Was wäre, wenn die 50%-Rule für die US Entity List gelten würde?
Mit der 50 %-Rule werden im US-Sanktionsrecht auch indirekte Bereitstellungen unter Finanzsanktionen gestellt. Damit ist die 50 %-Rule das amerikanische Pendant zu den mittelbaren Bereitstellungsverboten, die in sämtlichen EU-Sanktionsverordnungen normiert sind.

Fast Facts: Die 50 %-Rule
Ganz konkret bedeutet die 50 %-Rule, dass Unternehmen, die selbst nicht sanktioniert sind, unter mittelbaren Bereitstellungsverboten stehen, wenn sie sich zu 50 % oder mehr im Eigentum einer sanktionierten Entität befinden. Kennzeichnend für den Anwendungsbereich der mittelbaren Bereitstellungsverbote ist, dass die betroffenen Entitäten selbst nicht gelistet sind. Das Dilemma für Unternehmen besteht darin, dass ein standardmäßig durchgeführtes Sanktionslistenscreening keinen Treffer für den Geschäftspartner meldet und mit den Eigentümern des Geschäftspartners, die zu einem Treffer führen würden, keine Geschäftsbeziehungen bestehen. Mittelbare Bereitstellungsverbote erfordern folglich immer eine Recherche zu den Beteiligtenkonstellationen hinter den Geschäftspartnern.

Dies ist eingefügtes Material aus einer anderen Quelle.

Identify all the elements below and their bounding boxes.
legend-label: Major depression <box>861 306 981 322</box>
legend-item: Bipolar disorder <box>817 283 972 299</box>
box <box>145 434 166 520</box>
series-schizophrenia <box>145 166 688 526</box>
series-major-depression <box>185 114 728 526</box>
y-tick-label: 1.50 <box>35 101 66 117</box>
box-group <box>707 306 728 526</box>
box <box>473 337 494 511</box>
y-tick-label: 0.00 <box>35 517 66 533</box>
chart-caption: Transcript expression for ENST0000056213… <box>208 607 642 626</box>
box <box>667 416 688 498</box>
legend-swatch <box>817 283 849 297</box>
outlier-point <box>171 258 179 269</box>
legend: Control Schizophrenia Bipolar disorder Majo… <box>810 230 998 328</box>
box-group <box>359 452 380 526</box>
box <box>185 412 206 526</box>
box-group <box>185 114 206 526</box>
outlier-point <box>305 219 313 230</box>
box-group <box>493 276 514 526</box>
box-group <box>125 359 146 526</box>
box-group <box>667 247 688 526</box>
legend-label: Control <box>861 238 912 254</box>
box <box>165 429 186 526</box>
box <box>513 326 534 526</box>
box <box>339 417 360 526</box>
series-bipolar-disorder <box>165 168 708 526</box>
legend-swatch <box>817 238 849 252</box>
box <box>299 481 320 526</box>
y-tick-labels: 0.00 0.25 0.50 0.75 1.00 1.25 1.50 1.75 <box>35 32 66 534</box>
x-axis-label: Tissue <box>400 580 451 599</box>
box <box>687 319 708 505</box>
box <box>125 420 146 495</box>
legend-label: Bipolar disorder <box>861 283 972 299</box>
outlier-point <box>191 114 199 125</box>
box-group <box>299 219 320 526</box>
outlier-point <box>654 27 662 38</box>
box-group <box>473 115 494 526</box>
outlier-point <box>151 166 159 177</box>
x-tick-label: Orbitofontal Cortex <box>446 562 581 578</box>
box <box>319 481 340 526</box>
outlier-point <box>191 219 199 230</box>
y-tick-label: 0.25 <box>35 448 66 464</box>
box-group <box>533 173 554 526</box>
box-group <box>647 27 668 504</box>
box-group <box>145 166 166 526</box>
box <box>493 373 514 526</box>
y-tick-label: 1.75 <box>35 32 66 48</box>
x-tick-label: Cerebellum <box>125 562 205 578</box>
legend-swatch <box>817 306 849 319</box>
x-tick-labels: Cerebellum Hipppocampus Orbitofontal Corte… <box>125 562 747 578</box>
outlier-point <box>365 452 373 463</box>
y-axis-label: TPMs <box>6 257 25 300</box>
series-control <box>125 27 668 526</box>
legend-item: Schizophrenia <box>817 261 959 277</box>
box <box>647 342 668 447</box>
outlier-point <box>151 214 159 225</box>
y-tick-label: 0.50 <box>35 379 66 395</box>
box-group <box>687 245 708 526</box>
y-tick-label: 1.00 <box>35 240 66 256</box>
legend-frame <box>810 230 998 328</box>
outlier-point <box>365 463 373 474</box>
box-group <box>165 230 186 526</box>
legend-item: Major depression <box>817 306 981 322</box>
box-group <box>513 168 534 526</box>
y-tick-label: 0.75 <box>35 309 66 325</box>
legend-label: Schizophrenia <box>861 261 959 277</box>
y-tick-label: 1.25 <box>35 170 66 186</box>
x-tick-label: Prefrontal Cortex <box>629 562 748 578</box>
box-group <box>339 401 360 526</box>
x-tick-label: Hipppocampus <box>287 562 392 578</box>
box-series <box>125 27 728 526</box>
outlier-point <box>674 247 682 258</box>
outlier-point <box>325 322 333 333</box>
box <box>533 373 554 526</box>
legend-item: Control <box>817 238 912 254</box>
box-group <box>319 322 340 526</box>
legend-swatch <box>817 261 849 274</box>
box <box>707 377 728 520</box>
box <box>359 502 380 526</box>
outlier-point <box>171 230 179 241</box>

Bereits in Anwendung: Die 50 % -Rule für die SDN-Liste
Derzeit gilt die 50 %-Rule für alle Sanktionsprogramme der amerikanischen SDN-Liste. Die SDN-Liste ist die US-Finanzsanktionsliste, die vollumfänglich nur von US-Unternehmen beachtet werden muss. Da allerdings einige wenige Sanktionsprogramme der SDN-Liste mit sogenannten Sekundärsanktionen versehen sind, prüfen auch Unternehmen außerhalb der USA ihre Geschäftspartner und deren Eigentümer gegen die SDN-Liste, denn nach US-Verständnis sind Sekundärsanktionen weltweit und damit auch von Nicht-US-Unternehmen zu beachten. Die 50 %-Rule der SDN-Liste hat für Unternehmen mit Sitz außerhalb der USA nur einen sehr beschränkten Anwendungsbereich.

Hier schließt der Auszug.